Pablo Neruda Sono andato segnando con croci di fuoco l’atlante bianco del tuo
corpo. La mia bocca era un ragno che passava nascondendosi. In te, dietro te,
timoroso, assetato. Storie da raccontarti sulla riva del crepuscolo bambola triste
e dolce, perché non fossi triste. Un cigno, un albero, qualcosa di lontano e di
felice. Il tempo dell’uva, il tempo maturo e fruttifero. Io che vissi nel porto da
dove ti amavo. La solitudine attraversata dal sogno e dal silenzio. Rinchiuso tra
il mare e la tristezza. Silenzioso, delirante, tra due gondolieri immobili. Tra le
labbra e la voce, qualcosa va morendo. Qualcosa con ali di passero, qualcosa
d’angoscia e d’oblio. Così come le reti non trattengono l’acqua. Bambola mia,
restano appena gocce che tremano. Tuttavia qualcosa canta tra queste parole fugaci.

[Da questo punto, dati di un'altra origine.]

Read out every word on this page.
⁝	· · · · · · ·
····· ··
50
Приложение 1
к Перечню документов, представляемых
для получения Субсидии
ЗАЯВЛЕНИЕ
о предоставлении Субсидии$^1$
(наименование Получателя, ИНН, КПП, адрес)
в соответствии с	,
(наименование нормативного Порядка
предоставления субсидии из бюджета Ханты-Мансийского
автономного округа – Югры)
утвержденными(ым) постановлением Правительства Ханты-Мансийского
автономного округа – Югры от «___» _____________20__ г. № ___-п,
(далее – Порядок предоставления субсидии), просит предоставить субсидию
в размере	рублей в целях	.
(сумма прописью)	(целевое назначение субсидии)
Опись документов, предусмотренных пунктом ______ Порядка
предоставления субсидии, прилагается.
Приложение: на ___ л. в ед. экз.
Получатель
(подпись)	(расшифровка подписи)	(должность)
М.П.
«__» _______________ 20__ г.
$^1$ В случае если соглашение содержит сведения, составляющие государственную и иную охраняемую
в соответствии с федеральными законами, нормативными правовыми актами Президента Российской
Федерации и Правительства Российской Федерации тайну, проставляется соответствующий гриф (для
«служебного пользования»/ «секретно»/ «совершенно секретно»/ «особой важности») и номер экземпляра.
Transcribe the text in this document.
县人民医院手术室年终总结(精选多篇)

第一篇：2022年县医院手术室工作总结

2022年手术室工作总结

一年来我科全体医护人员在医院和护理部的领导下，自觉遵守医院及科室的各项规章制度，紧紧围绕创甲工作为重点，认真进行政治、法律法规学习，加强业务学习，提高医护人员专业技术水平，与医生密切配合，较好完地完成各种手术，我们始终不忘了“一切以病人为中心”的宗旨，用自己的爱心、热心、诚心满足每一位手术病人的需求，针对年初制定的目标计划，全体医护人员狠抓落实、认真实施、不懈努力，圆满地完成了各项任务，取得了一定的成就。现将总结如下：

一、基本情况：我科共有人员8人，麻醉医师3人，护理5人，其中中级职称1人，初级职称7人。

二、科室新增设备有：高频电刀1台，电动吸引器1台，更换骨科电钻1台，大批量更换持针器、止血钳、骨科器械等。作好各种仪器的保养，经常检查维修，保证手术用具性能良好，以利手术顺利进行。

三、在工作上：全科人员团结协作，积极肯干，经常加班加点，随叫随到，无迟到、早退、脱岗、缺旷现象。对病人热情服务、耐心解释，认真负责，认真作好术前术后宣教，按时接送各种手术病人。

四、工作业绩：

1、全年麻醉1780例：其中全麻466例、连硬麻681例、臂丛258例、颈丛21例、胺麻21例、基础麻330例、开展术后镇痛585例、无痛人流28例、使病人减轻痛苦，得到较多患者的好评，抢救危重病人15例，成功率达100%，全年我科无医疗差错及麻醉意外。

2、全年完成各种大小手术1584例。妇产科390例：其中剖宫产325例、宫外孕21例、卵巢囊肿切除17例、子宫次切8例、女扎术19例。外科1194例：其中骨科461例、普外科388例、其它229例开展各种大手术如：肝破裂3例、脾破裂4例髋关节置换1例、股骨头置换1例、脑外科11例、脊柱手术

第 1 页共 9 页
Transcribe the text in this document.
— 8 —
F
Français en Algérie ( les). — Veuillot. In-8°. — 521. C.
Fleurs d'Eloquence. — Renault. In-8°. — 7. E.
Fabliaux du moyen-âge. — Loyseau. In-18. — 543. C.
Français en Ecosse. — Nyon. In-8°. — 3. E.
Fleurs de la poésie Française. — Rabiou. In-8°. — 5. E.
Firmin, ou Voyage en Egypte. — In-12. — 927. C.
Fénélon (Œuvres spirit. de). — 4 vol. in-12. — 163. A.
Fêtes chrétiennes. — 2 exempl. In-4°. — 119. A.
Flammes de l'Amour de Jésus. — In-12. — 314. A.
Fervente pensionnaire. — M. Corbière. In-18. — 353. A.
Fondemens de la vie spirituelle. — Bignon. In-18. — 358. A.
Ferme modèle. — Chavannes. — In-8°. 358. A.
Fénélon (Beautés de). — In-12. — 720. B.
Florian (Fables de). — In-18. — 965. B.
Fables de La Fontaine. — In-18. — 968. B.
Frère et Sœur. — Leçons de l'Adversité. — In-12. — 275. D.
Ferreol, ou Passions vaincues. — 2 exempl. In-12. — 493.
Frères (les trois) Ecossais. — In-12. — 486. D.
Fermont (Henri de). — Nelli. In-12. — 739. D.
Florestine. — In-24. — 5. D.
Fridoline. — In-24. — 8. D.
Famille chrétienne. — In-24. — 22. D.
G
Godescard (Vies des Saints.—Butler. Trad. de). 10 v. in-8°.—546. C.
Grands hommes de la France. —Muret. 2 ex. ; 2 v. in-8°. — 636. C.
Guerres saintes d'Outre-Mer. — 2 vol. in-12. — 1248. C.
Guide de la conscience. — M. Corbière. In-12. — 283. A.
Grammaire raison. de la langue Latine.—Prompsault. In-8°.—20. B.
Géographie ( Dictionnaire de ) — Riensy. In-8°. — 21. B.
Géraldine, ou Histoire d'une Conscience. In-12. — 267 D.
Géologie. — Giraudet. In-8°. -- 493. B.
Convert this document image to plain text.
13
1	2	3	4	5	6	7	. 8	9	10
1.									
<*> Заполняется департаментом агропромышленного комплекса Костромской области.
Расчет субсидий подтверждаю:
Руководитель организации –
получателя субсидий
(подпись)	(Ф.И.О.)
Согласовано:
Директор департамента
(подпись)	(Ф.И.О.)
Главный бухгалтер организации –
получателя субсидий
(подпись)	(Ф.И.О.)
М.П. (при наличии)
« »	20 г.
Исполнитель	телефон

Qualcosa canta, qualcosa sale fino alla mia avida bocca. Oh poterti celebrare con
tutte le parole della gioia. Cantare, ardere, fuggire, come un campanile nella mani
di un pazzo. Triste tenerezza mia, cosa diventi d’improvviso? Quando sono giunto al
vertice più ardito e freddo il mio cuore si chiude come un fiore notturno.